Ahmet Karahan bizi kasabada gördüğü an yanına çağırmaz, kendisi yanımıza gelir, samimi bir şekilde ve yüzünden hiç eksik etmediği o asil ve sevecen tebessümü ile sevgi dolu sözcüklerle hal ve hatırımızı sorar başımızı okşar, yemek yiyip yemediğimizi sorardı. Sağol ağa aç değiliz desek bile o yine de bizi evine gönderir yemek yedirir ve ondan sonra köye gitmemize izin verirdi.
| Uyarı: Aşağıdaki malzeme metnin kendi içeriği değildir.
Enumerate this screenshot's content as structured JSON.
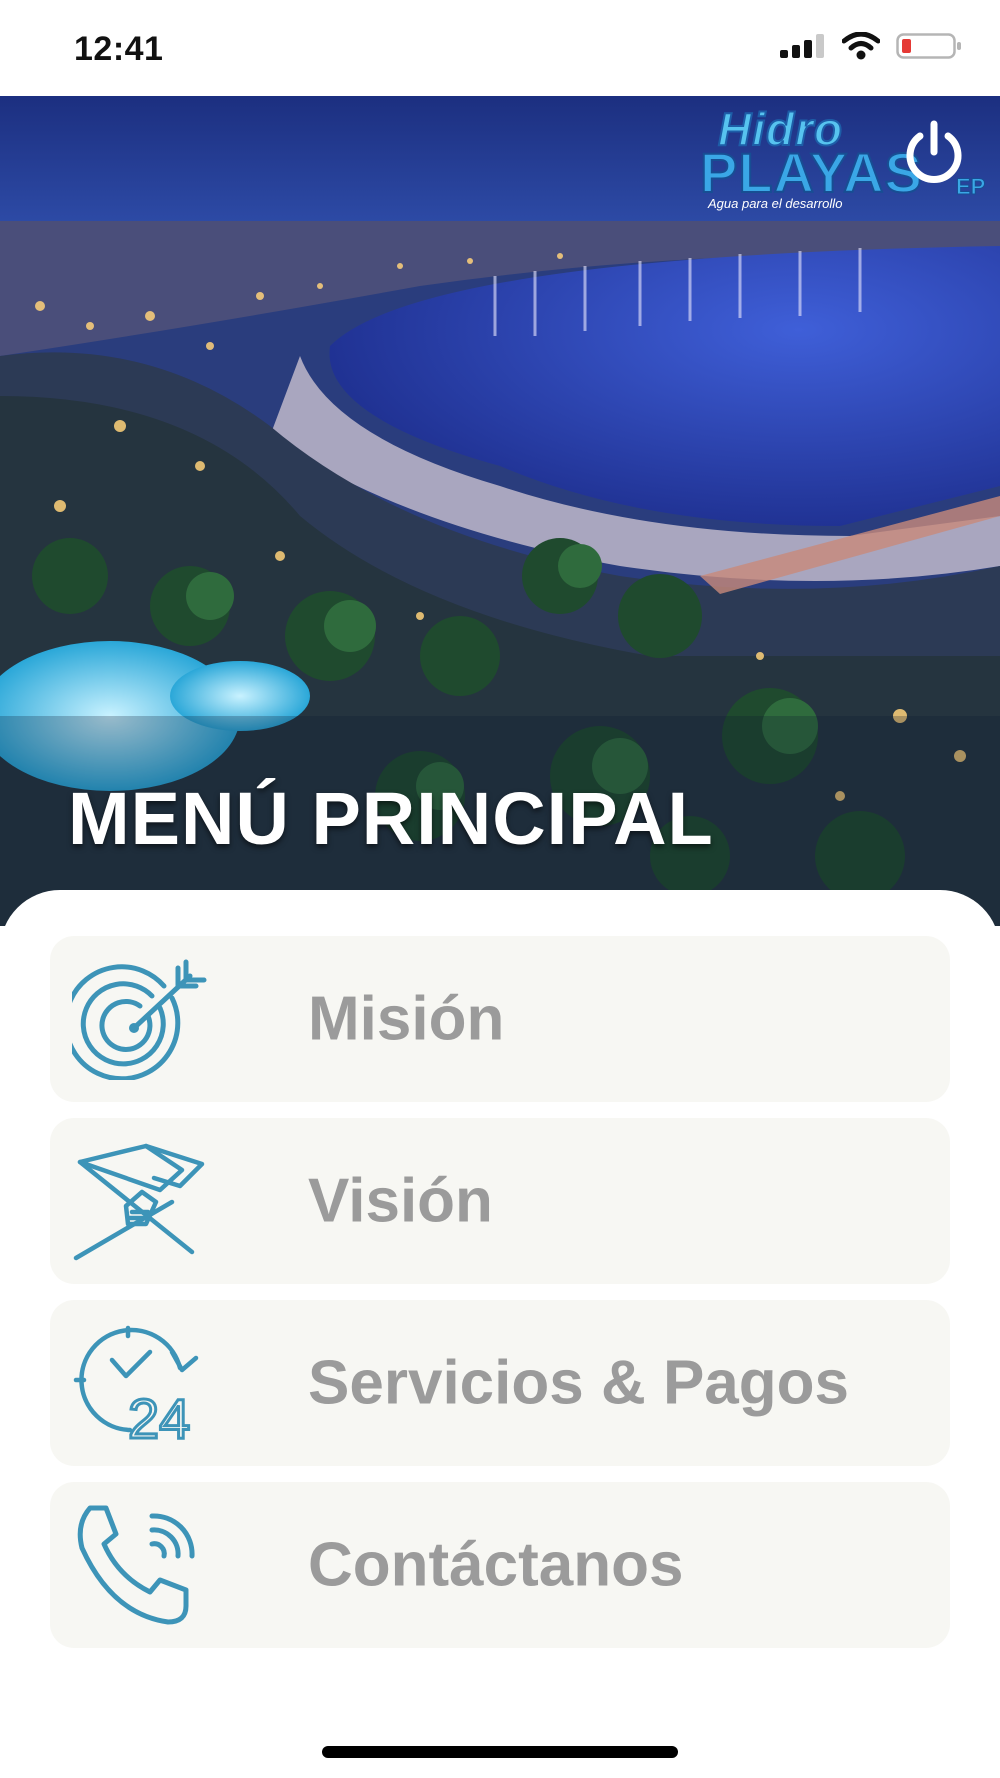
{
  "status_bar": {
    "time": "12:41",
    "icons": [
      "signal-icon",
      "wifi-icon",
      "battery-low-icon"
    ]
  },
  "header": {
    "title": "MENÚ PRINCIPAL",
    "logo": {
      "line1": "Hidro",
      "line2": "PLAYAS",
      "suffix": "EP",
      "tagline": "Agua para el desarrollo"
    },
    "power_icon": "power-icon"
  },
  "menu": {
    "items": [
      {
        "label": "Misión",
        "icon": "target-icon"
      },
      {
        "label": "Visión",
        "icon": "flag-hand-icon"
      },
      {
        "label": "Servicios & Pagos",
        "icon": "clock-24-icon"
      },
      {
        "label": "Contáctanos",
        "icon": "phone-call-icon"
      }
    ]
  },
  "colors": {
    "icon_accent": "#3d94b8",
    "menu_label": "#9b9b9b",
    "menu_bg": "#f7f7f3",
    "logo_blue": "#3aa7e6"
  }
}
Ahmet Karahan ağa köye geldiğinde hiç çekinmeden anama, bacım ayran varsa hele bir tas ayran getirde içelim derdi. Ahmet Karahan ağanın samimi ve alçak gönüllü olması bizi son derece mutlu ederdi. Onun yanında çalıştığımız için de kendimizi şanslı ve güvende hissederdik. Ahmet Karahan böyle bir ağaydı.     

 Ahmet Karahan Ağamız Çok kültürlü ve Türkçeyi çok iyi konuşabilen, ancak köylülerle konuşurken onlarla daha samimi daha dostane bir atmosfer içine girer ve onların aksanıyla konuşurdu. Köylüler, Ahmet Karahan Ağanın bu yaklaşımına bayılırlardı.

Ahmet Karahan, ağa köylülerle dost olduğu kadar, kasaba eşrafı ve çok sayıda resmi erkan mensubu arasında da çok sayıda dosları bulunuyordu. Kasabanın en prestijli lokantasında 1,5 yıl çalıştığım için, kasbada kim kiminle arkadaştır, dosttur görebiliyordum. Ahmet Karahan ağanın arkadaşları arasında, savcılar, hakimler, banka müdürleri, milli eğitim müdürleri, öğretmenler, müftüler, maliyeci ve kaymakam dahil çok zengin bir dost çevresi olduğunu görebiliyordum. Velhasıl o örnek alınacak tek insandı.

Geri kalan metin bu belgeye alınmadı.